Watch Col spill – accidentally – copious amounts of poofy tapioca flour on the countertop and on the floor, watch him lick butter off the spatula, wonder why beating four eggs has to be so loud. Remind yourself that this cooking together is a new iteration of your relationship. Be determined to show up for it.

Find a way to casually remind Col to fold the flour into the wet ingredients with a light touch, we’re not mixing concrete, even though you’re quite sure you’ve mentioned this once or twice or 10 times before.

Feel thankful that in your own home you can sing along loudly to Pandora. In fact, this may be the crucial ingredient, the backup support to cooking with a 10-year-old. “Spirit in the Sky,” “Hard Rain’s A-Gonna Fall.” “Late for the Sky.” Notice that belting out, “Gotta have a friend in Jeeeesus,” loosens something in your jacked-up spine.

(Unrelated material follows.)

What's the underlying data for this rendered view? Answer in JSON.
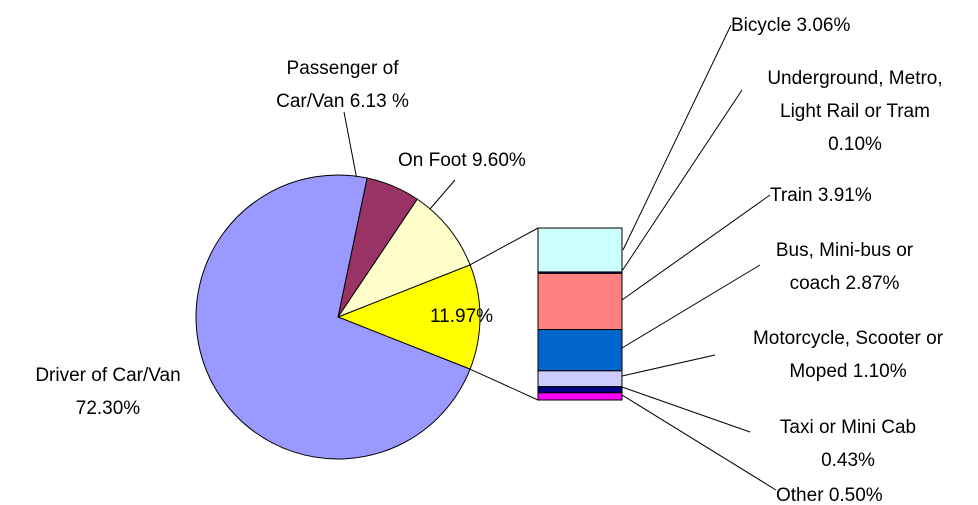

Hold the pot while Col scrapes the batter into the cast iron. Together, lick the spatula, the fork, the chocolately-gooey sides of the pot, congratulating yourselves that this is gonna be a good one. Feel the excitement and satisfaction of creating something together. Put the timer on for 35 minutes and let Col run outside to find his sister while you happily, singingly, clean up the kitchen alone.

Pull the hot cake out of the oven. Watch the kids gather like vultures, inhaling chocolate steam like it’s a mineral in which they’re deficient. Mill around impatiently waiting for the cake to cool. Lose the battle of patience and cut into it too soon, lifting a piece of scorching, spongy, dark brown cake to your mouth. Taste the gooey deliciousness and know that everything is going to be OK.